Processioni lente di suoni echeggianti ed eterei riempiono tutto il nuovo ep di Perry Frank, sei pezzi di pura psichedelia chill-out e trasognanza. Suoni piuttosto omogenei, delay e riverberi a mani basse, atmosfere leggere, poco beat a segmentare le tracce, questa la ricetta basica di The Neptune Sessions. Le prime due tracce sembrano una la ripresa dell'altra, fatte di suoni elettronici molto raffinati, la melodia cresce piano ed ha un incedere stoico, l'uomo ha messo il suo piede per la prima volta sulla luna ed ecco la colonna sonora perfetta.
"Real Alcazar", terza traccia del disco, riporta facile a mondi arabeggianti, arpeggi di sitar sntetici, zufoli svolazzanti e ritmica di tamburelli, come d'incanto si è nel deserto avvolti da drappi bianchi; tutti i serpenti alzarono a palla per sentire la grande ballad. In "ParcGuell" sono le lunghe note di chitarra slide a far viaggiare la mente, lo spazio si dilata, l'aria si raffredda; le sequenze melodiche sono ripetitive quasi ipnotiche ma tutto è leggero e avvolgente, viene voglia di ascoltarle all'infinito, come per la canzone che segue, "Winter in June", dove tutto si smussa ulteriomente se è possibile, con le chitarre acustiche a scomparire dietro le arringhe morbide degli effetti synth, tutto è tiepido ed emozionante, anche ad occhi aperti.

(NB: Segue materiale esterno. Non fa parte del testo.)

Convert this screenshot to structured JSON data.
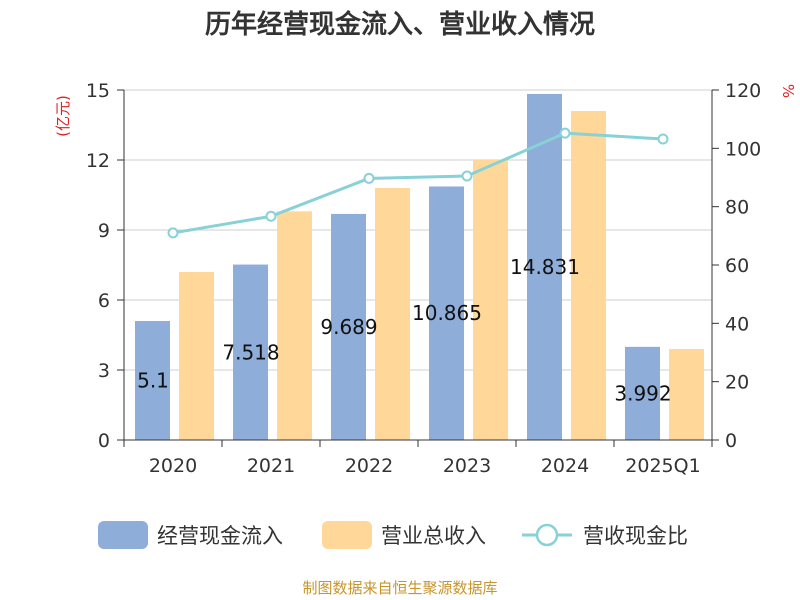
{
  "chart_data": {
    "type": "bar",
    "title": "历年经营现金流入、营业收入情况",
    "categories": [
      "2020",
      "2021",
      "2022",
      "2023",
      "2024",
      "2025Q1"
    ],
    "y_left": {
      "unit": "(亿元)",
      "ylim": [
        0,
        15
      ],
      "ticks": [
        "0",
        "3",
        "6",
        "9",
        "12",
        "15"
      ]
    },
    "y_right": {
      "unit": "%",
      "ylim": [
        0,
        120
      ],
      "ticks": [
        "0",
        "20",
        "40",
        "60",
        "80",
        "100",
        "120"
      ]
    },
    "series": [
      {
        "name": "经营现金流入",
        "type": "bar",
        "axis": "left",
        "color": "#8eadd9",
        "values": [
          5.1,
          7.518,
          9.689,
          10.865,
          14.831,
          3.992
        ],
        "labels": [
          "5.1",
          "7.518",
          "9.689",
          "10.865",
          "14.831",
          "3.992"
        ]
      },
      {
        "name": "营业总收入",
        "type": "bar",
        "axis": "left",
        "color": "#ffd899",
        "values": [
          7.2,
          9.8,
          10.8,
          12.0,
          14.1,
          3.9
        ]
      },
      {
        "name": "营收现金比",
        "type": "line",
        "axis": "right",
        "color": "#88d1d6",
        "values": [
          71,
          76.7,
          89.7,
          90.5,
          105.2,
          103.2
        ]
      }
    ],
    "grid": true,
    "legend": "bottom"
  },
  "source": "制图数据来自恒生聚源数据库"
}
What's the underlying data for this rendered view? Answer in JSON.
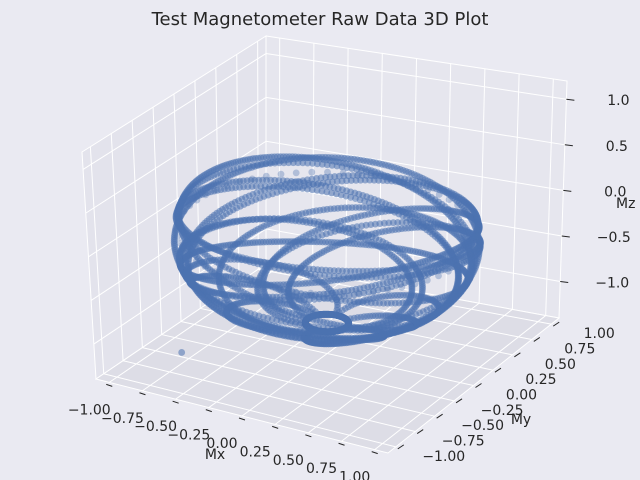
{
  "chart_data": {
    "type": "scatter3d",
    "title": "Test Magnetometer Raw Data 3D Plot",
    "xlabel": "Mx",
    "ylabel": "My",
    "zlabel": "Mz",
    "xlim": [
      -1.1,
      1.1
    ],
    "ylim": [
      -1.1,
      1.1
    ],
    "zlim": [
      -1.4,
      1.2
    ],
    "x_ticks": [
      "−1.00",
      "−0.75",
      "−0.50",
      "−0.25",
      "0.00",
      "0.25",
      "0.50",
      "0.75",
      "1.00"
    ],
    "y_ticks": [
      "−1.00",
      "−0.75",
      "−0.50",
      "−0.25",
      "0.00",
      "0.25",
      "0.50",
      "0.75",
      "1.00"
    ],
    "z_ticks": [
      "−1.0",
      "−0.5",
      "0.0",
      "0.5",
      "1.0"
    ],
    "grid": true,
    "series": [
      {
        "marker": "circle",
        "color": "#4C72B0",
        "description_of_shape": "samples lying on a sphere of radius ~1 centred at origin, z limited to about -1.0..0.55",
        "sample_points": [
          {
            "x": 0.0,
            "y": -1.0,
            "z": 0.0
          },
          {
            "x": 1.0,
            "y": 0.0,
            "z": 0.0
          },
          {
            "x": 0.0,
            "y": 1.0,
            "z": 0.0
          },
          {
            "x": -1.0,
            "y": 0.0,
            "z": 0.0
          },
          {
            "x": 0.5,
            "y": 0.5,
            "z": 0.5
          },
          {
            "x": -0.5,
            "y": -0.5,
            "z": -0.7
          },
          {
            "x": 0.1,
            "y": -0.1,
            "z": -0.99
          },
          {
            "x": -0.2,
            "y": 0.7,
            "z": 0.55
          }
        ],
        "outlier": {
          "x": -0.6,
          "y": -0.85,
          "z": -1.05
        }
      }
    ]
  }
}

Gli ultimi giorni di settembre chiudono l'estate, chiudono anche il disco di Perry Frank con grandi doti da ipnotizzatore, "Last September days" non si discosta dalla carreggiata imboccata, il disco si conclude senza colpi di scena ma semplice, dritto, omogeneo, forse una piccola accelerata da parte del produttore sardo avrebbe fatto rialzare i peli delle braccia ma non c'è amaro in bocca. La complessità del lavoro supera decisamente la prova del secondo ascolto, un taglio sereno e onirico dalla prima all'ultima canzone, senza clamori ma decisamente di ottima fattura. La calma è una virtù dei musicisti forti.